The film’s unsympathetic portrait of Johnson does nothing to detract its larger and more cogent truths about the civil rights movement and in this it reminds one of the Oscar-winning Lincoln, which failed to include the towering abolitionist Frederick Douglass. Selma effortlessly displays the fact the movement’s organizers and activists, including but not only King, were intellectuals and strategists, thinkers, writers, and thought leaders, as well as inspirational orators.

1_08_Selma_02Oprah Winfrey stars as Annie Lee Cooper in “Selma.”

Depictions of state-sanctioned violence are especially resonant in the Age of Ferguson. The recreation of the infamous March 7, 1965 Bloody Sunday confrontation on Selma’s Edmund Pettis Bridge is heartbreakingly violent, conjuring images of contemporary national tensions between law enforcement and nonviolent protesters.

Watching these horrific scenes unfold in the theater left the audience speechless and provided a context for understanding King’s decision, two days later, to lead only a truncated march in what younger activists derisively labeled “Turnaround Tuesday.” Despite major internal disagreements the voting rights campaign pressed forward.

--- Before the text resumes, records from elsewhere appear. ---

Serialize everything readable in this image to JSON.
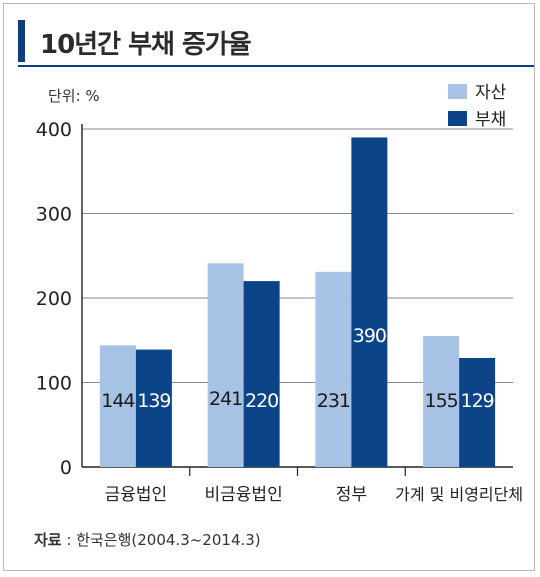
{
  "title": "10년간 부채 증가율",
  "unit_label": "단위: %",
  "source": {
    "label": "자료",
    "separator": " : ",
    "text": "한국은행(2004.3~2014.3)"
  },
  "colors": {
    "asset": "#a6c3e6",
    "debt": "#0b4587",
    "accent": "#0a3f82"
  },
  "chart_data": {
    "type": "bar",
    "categories": [
      "금융법인",
      "비금융법인",
      "정부",
      "가계 및 비영리단체"
    ],
    "series": [
      {
        "name": "자산",
        "values": [
          144,
          241,
          231,
          155
        ]
      },
      {
        "name": "부채",
        "values": [
          139,
          220,
          390,
          129
        ]
      }
    ],
    "ylim": [
      0,
      400
    ],
    "yticks": [
      0,
      100,
      200,
      300,
      400
    ],
    "grid": true,
    "legend_position": "top-right"
  }
}
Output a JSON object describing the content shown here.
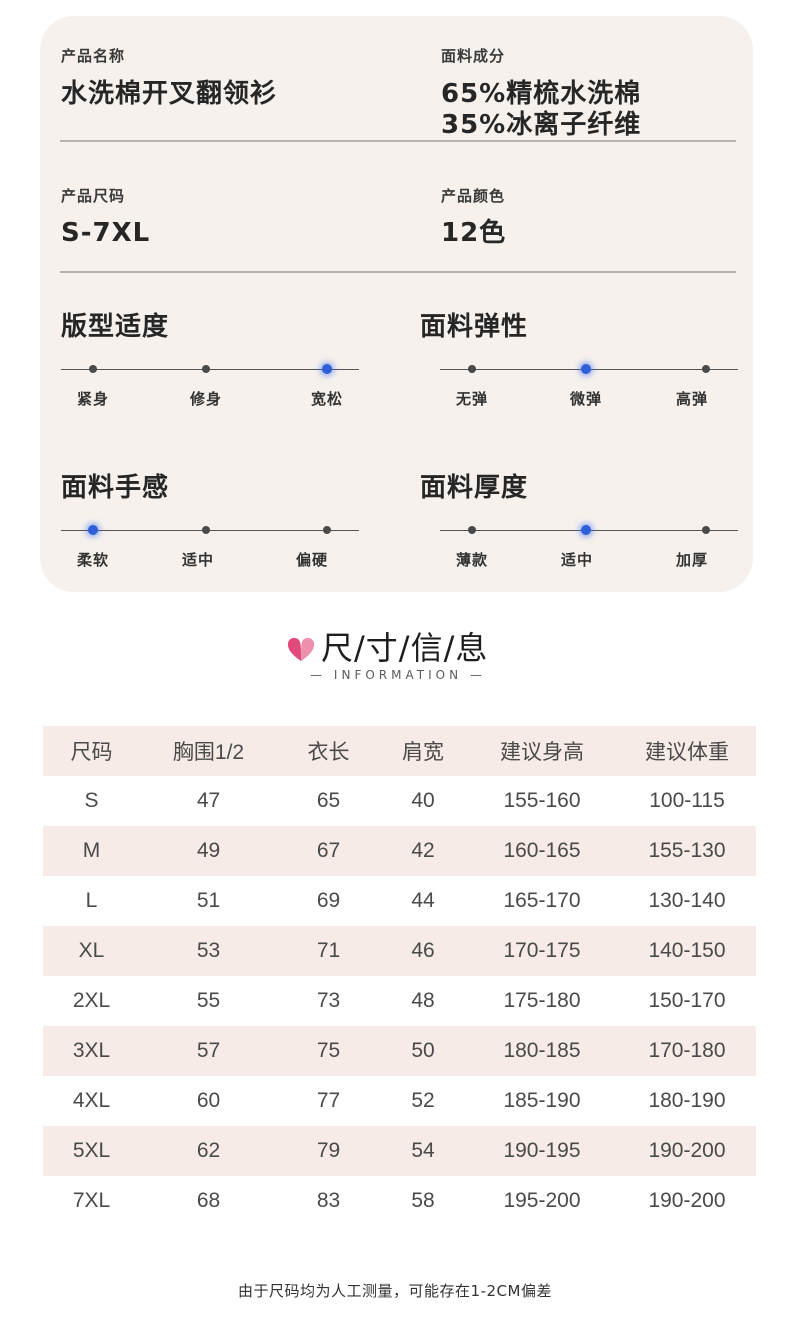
{
  "product": {
    "name_label": "产品名称",
    "name_value": "水洗棉开叉翻领衫",
    "fabric_label": "面料成分",
    "fabric_line1": "65%精梳水洗棉",
    "fabric_line2": "35%冰离子纤维",
    "size_label": "产品尺码",
    "size_value": "S-7XL",
    "color_label": "产品颜色",
    "color_value": "12色"
  },
  "scales": {
    "fit": {
      "title": "版型适度",
      "labels": [
        "紧身",
        "修身",
        "宽松"
      ],
      "selected_index": 2
    },
    "elasticity": {
      "title": "面料弹性",
      "labels": [
        "无弹",
        "微弹",
        "高弹"
      ],
      "selected_index": 1
    },
    "hand_feel": {
      "title": "面料手感",
      "labels": [
        "柔软",
        "适中",
        "偏硬"
      ],
      "selected_index": 0
    },
    "thickness": {
      "title": "面料厚度",
      "labels": [
        "薄款",
        "适中",
        "加厚"
      ],
      "selected_index": 1
    },
    "active_color": "#2f5fd8"
  },
  "section": {
    "heading": "尺/寸/信/息",
    "subheading": "— INFORMATION —",
    "heart_color": "#e24a7c"
  },
  "table": {
    "headers": [
      "尺码",
      "胸围1/2",
      "衣长",
      "肩宽",
      "建议身高",
      "建议体重"
    ],
    "rows": [
      [
        "S",
        "47",
        "65",
        "40",
        "155-160",
        "100-115"
      ],
      [
        "M",
        "49",
        "67",
        "42",
        "160-165",
        "155-130"
      ],
      [
        "L",
        "51",
        "69",
        "44",
        "165-170",
        "130-140"
      ],
      [
        "XL",
        "53",
        "71",
        "46",
        "170-175",
        "140-150"
      ],
      [
        "2XL",
        "55",
        "73",
        "48",
        "175-180",
        "150-170"
      ],
      [
        "3XL",
        "57",
        "75",
        "50",
        "180-185",
        "170-180"
      ],
      [
        "4XL",
        "60",
        "77",
        "52",
        "185-190",
        "180-190"
      ],
      [
        "5XL",
        "62",
        "79",
        "54",
        "190-195",
        "190-200"
      ],
      [
        "7XL",
        "68",
        "83",
        "58",
        "195-200",
        "190-200"
      ]
    ],
    "stripe_color": "#f6ebe6"
  },
  "note": "由于尺码均为人工测量，可能存在1-2CM偏差"
}
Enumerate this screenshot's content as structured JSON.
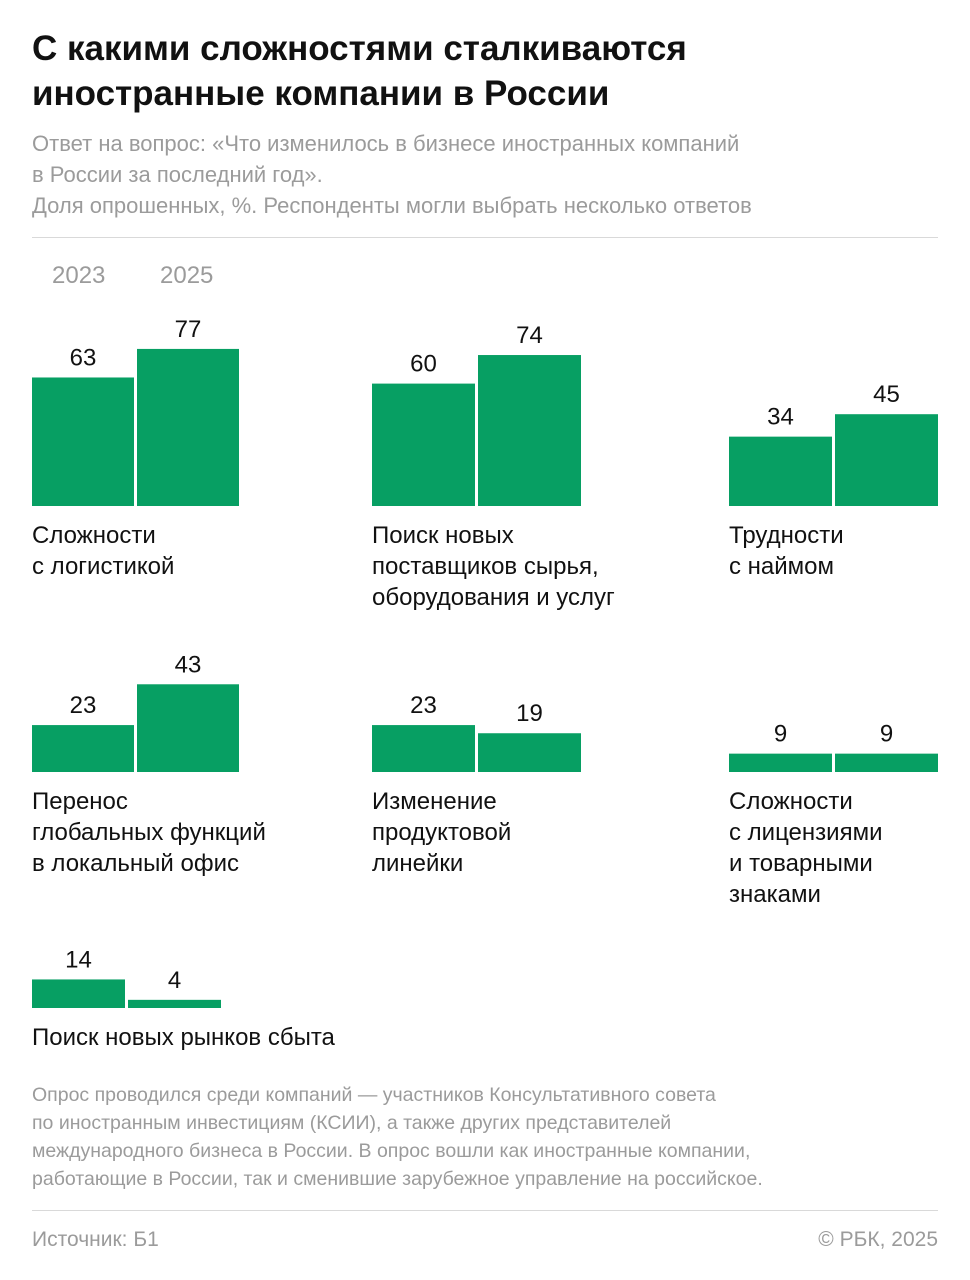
{
  "title_lines": [
    "С какими сложностями сталкиваются",
    "иностранные компании в России"
  ],
  "subtitle_lines": [
    "Ответ на вопрос: «Что изменилось в бизнесе иностранных компаний",
    "в России за последний год».",
    "Доля опрошенных, %. Респонденты могли выбрать несколько ответов"
  ],
  "legend": [
    "2023",
    "2025"
  ],
  "colors": {
    "bar": "#079f63",
    "text": "#111111",
    "muted": "#9b9b9b"
  },
  "chart_data": {
    "type": "bar",
    "unit": "%",
    "series_names": [
      "2023",
      "2025"
    ],
    "categories": [
      {
        "label": [
          "Сложности",
          "с логистикой"
        ],
        "values": [
          63,
          77
        ]
      },
      {
        "label": [
          "Поиск новых",
          "поставщиков сырья,",
          "оборудования и услуг"
        ],
        "values": [
          60,
          74
        ]
      },
      {
        "label": [
          "Трудности",
          "с наймом"
        ],
        "values": [
          34,
          45
        ]
      },
      {
        "label": [
          "Перенос",
          "глобальных функций",
          "в локальный офис"
        ],
        "values": [
          23,
          43
        ]
      },
      {
        "label": [
          "Изменение",
          "продуктовой",
          "линейки"
        ],
        "values": [
          23,
          19
        ]
      },
      {
        "label": [
          "Сложности",
          "с лицензиями",
          "и товарными",
          "знаками"
        ],
        "values": [
          9,
          9
        ]
      },
      {
        "label": [
          "Поиск новых рынков сбыта"
        ],
        "values": [
          14,
          4
        ]
      }
    ]
  },
  "note_lines": [
    "Опрос проводился среди компаний — участников Консультативного совета",
    "по иностранным инвестициям (КСИИ), а также других представителей",
    "международного бизнеса в России. В опрос вошли как иностранные компании,",
    "работающие в России, так и сменившие зарубежное управление на российское."
  ],
  "footer": {
    "source": "Источник: Б1",
    "copyright": "© РБК, 2025"
  }
}
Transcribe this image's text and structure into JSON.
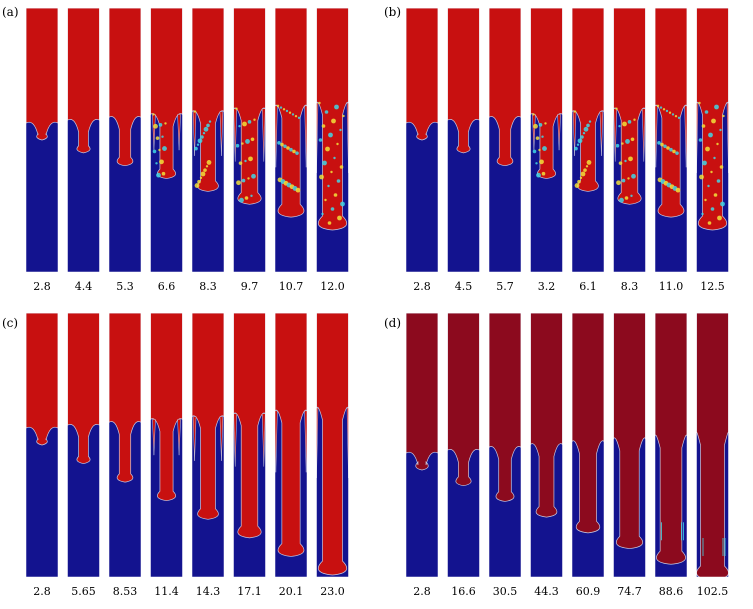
{
  "panels": [
    {
      "label": "(a)",
      "times": [
        "2.8",
        "4.4",
        "5.3",
        "6.6",
        "8.3",
        "9.7",
        "10.7",
        "12.0"
      ],
      "style": "turbulent"
    },
    {
      "label": "(b)",
      "times": [
        "2.8",
        "4.5",
        "5.7",
        "3.2",
        "6.1",
        "8.3",
        "11.0",
        "12.5"
      ],
      "style": "turbulent"
    },
    {
      "label": "(c)",
      "times": [
        "2.8",
        "5.65",
        "8.53",
        "11.4",
        "14.3",
        "17.1",
        "20.1",
        "23.0"
      ],
      "style": "smooth"
    },
    {
      "label": "(d)",
      "times": [
        "2.8",
        "16.6",
        "30.5",
        "44.3",
        "60.9",
        "74.7",
        "88.6",
        "102.5"
      ],
      "style": "viscous"
    }
  ],
  "colors": {
    "heavy_fluid": "#c81010",
    "heavy_fluid_dark": "#8c0a1e",
    "light_fluid": "#13138f",
    "mixing_cyan": "#3fd8e6",
    "mixing_yellow": "#f2e23a",
    "interface_line": "#c8c8e0"
  }
}
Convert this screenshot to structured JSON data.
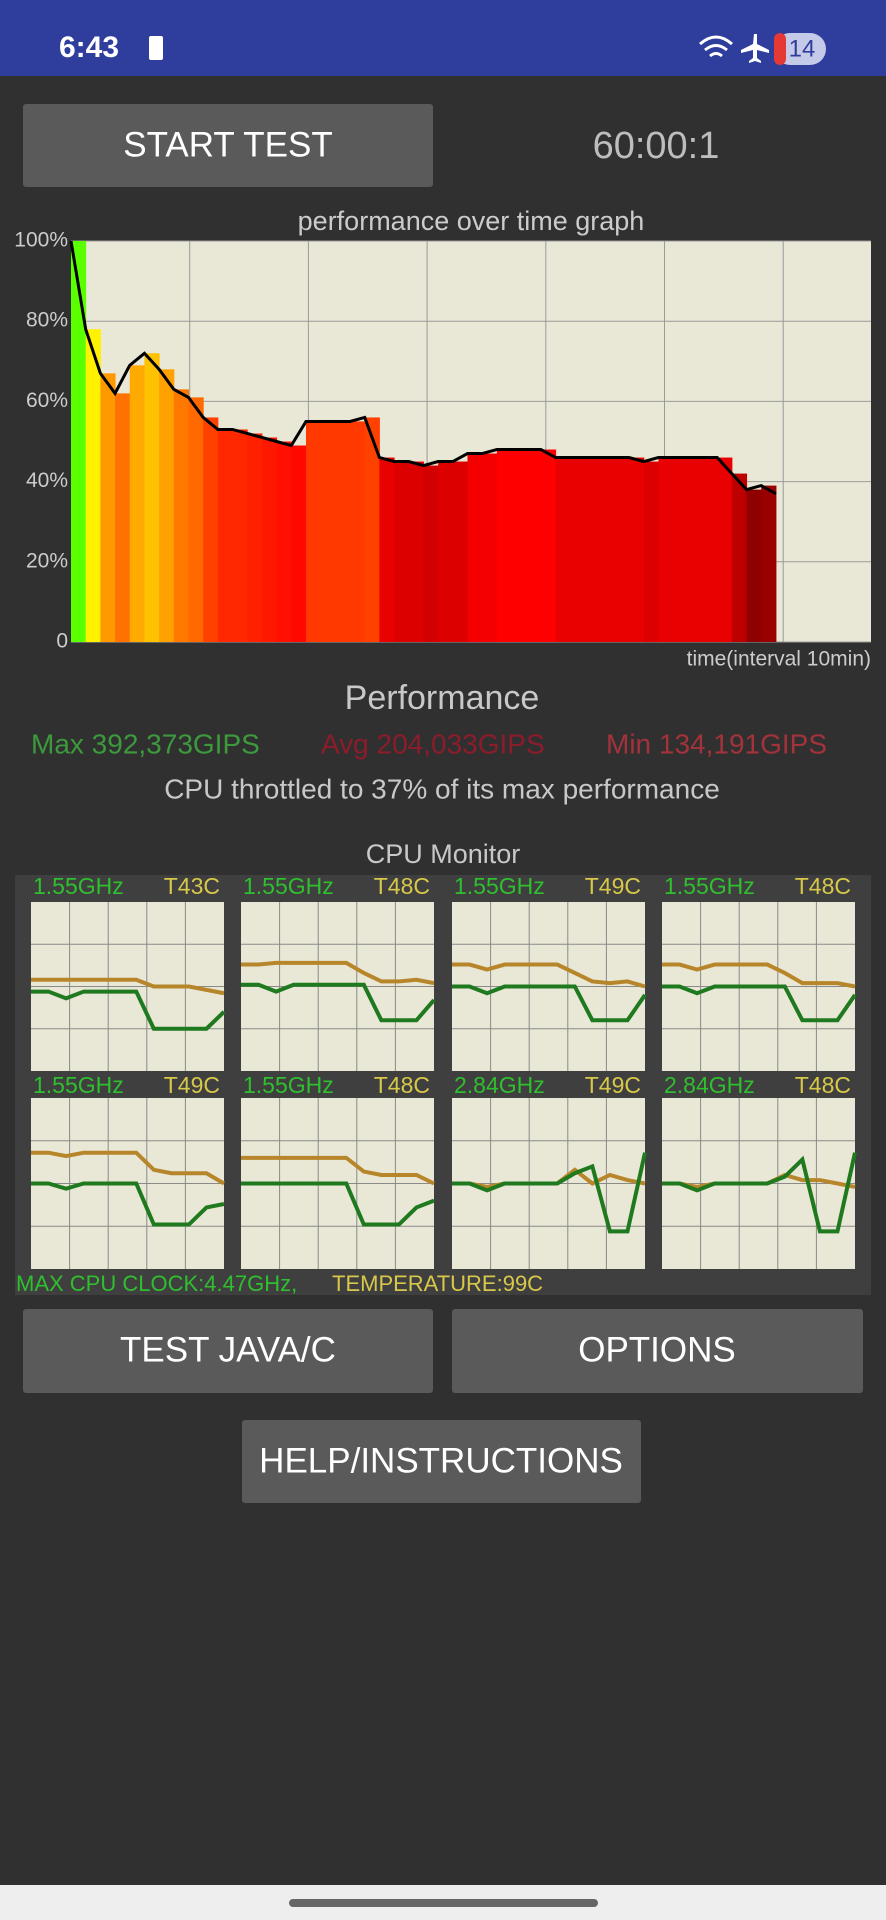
{
  "status_bar": {
    "time": "6:43",
    "badge": "14"
  },
  "start_button": "START TEST",
  "timer": "60:00:1",
  "chart_data": {
    "type": "area",
    "title": "performance over time graph",
    "x_label": "time(interval 10min)",
    "ylim": [
      0,
      100
    ],
    "yticks": [
      0,
      {
        "value": 20,
        "label": "20%"
      },
      {
        "value": 40,
        "label": "40%"
      },
      {
        "value": 60,
        "label": "60%"
      },
      {
        "value": 80,
        "label": "80%"
      },
      {
        "value": 100,
        "label": "100%"
      }
    ],
    "grid": true,
    "line_color": "#000000",
    "values": [
      100,
      78,
      67,
      62,
      69,
      72,
      68,
      63,
      61,
      56,
      53,
      53,
      52,
      51,
      50,
      49,
      55,
      55,
      55,
      55,
      56,
      46,
      45,
      45,
      44,
      45,
      45,
      47,
      47,
      48,
      48,
      48,
      48,
      46,
      46,
      46,
      46,
      46,
      46,
      45,
      46,
      46,
      46,
      46,
      46,
      42,
      38,
      39,
      37
    ]
  },
  "performance": {
    "title": "Performance",
    "max": "Max 392,373GIPS",
    "avg": "Avg 204,033GIPS",
    "min": "Min 134,191GIPS",
    "throttle": "CPU throttled to 37% of its max performance"
  },
  "cpu_monitor": {
    "title": "CPU Monitor",
    "freq_color": "#1f7a1f",
    "temp_color": "#b8862a",
    "cores": [
      {
        "freq": "1.55GHz",
        "temp": "T43C",
        "freq_line": [
          47,
          47,
          43,
          47,
          47,
          47,
          47,
          25,
          25,
          25,
          25,
          35
        ],
        "temp_line": [
          54,
          54,
          54,
          54,
          54,
          54,
          54,
          50,
          50,
          50,
          48,
          46
        ]
      },
      {
        "freq": "1.55GHz",
        "temp": "T48C",
        "freq_line": [
          51,
          51,
          47,
          51,
          51,
          51,
          51,
          51,
          30,
          30,
          30,
          42
        ],
        "temp_line": [
          63,
          63,
          64,
          64,
          64,
          64,
          64,
          58,
          53,
          53,
          54,
          52
        ]
      },
      {
        "freq": "1.55GHz",
        "temp": "T49C",
        "freq_line": [
          50,
          50,
          46,
          50,
          50,
          50,
          50,
          50,
          30,
          30,
          30,
          45
        ],
        "temp_line": [
          63,
          63,
          60,
          63,
          63,
          63,
          63,
          58,
          53,
          52,
          53,
          50
        ]
      },
      {
        "freq": "1.55GHz",
        "temp": "T48C",
        "freq_line": [
          50,
          50,
          46,
          50,
          50,
          50,
          50,
          50,
          30,
          30,
          30,
          45
        ],
        "temp_line": [
          63,
          63,
          60,
          63,
          63,
          63,
          63,
          58,
          52,
          52,
          52,
          50
        ]
      },
      {
        "freq": "1.55GHz",
        "temp": "T49C",
        "freq_line": [
          50,
          50,
          47,
          50,
          50,
          50,
          50,
          26,
          26,
          26,
          36,
          38
        ],
        "temp_line": [
          68,
          68,
          66,
          68,
          68,
          68,
          68,
          58,
          56,
          56,
          56,
          50
        ]
      },
      {
        "freq": "1.55GHz",
        "temp": "T48C",
        "freq_line": [
          50,
          50,
          50,
          50,
          50,
          50,
          50,
          26,
          26,
          26,
          36,
          40
        ],
        "temp_line": [
          65,
          65,
          65,
          65,
          65,
          65,
          65,
          57,
          55,
          55,
          55,
          50
        ]
      },
      {
        "freq": "2.84GHz",
        "temp": "T49C",
        "freq_line": [
          50,
          50,
          46,
          50,
          50,
          50,
          50,
          56,
          60,
          22,
          22,
          68
        ],
        "temp_line": [
          50,
          50,
          48,
          50,
          50,
          50,
          50,
          58,
          50,
          55,
          52,
          50
        ]
      },
      {
        "freq": "2.84GHz",
        "temp": "T48C",
        "freq_line": [
          50,
          50,
          46,
          50,
          50,
          50,
          50,
          54,
          64,
          22,
          22,
          68
        ],
        "temp_line": [
          50,
          50,
          48,
          50,
          50,
          50,
          50,
          55,
          52,
          52,
          50,
          48
        ]
      }
    ],
    "max_clock": "MAX CPU CLOCK:4.47GHz,",
    "temperature": "TEMPERATURE:99C"
  },
  "buttons": {
    "test": "TEST JAVA/C",
    "options": "OPTIONS",
    "help": "HELP/INSTRUCTIONS"
  }
}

LBJ gave a rousing and public endorsement of voting rights to a joint session of congress and the Selma to Montgomery demonstrations took place from March 21 to 25.

The film’s stirring conclusion depicts a high point in the history of American democracy that, far from being the individual accomplishment of “great men,” is treated as the collective achievement of a multiracial constellation of people who mustered the will and the courage to defy a system of racial and economic injustice whose legacy still lingers today.

Selma is a film with not so much a message for our time but stands out, 50 years after the events it dramatizes, as a reflection of it.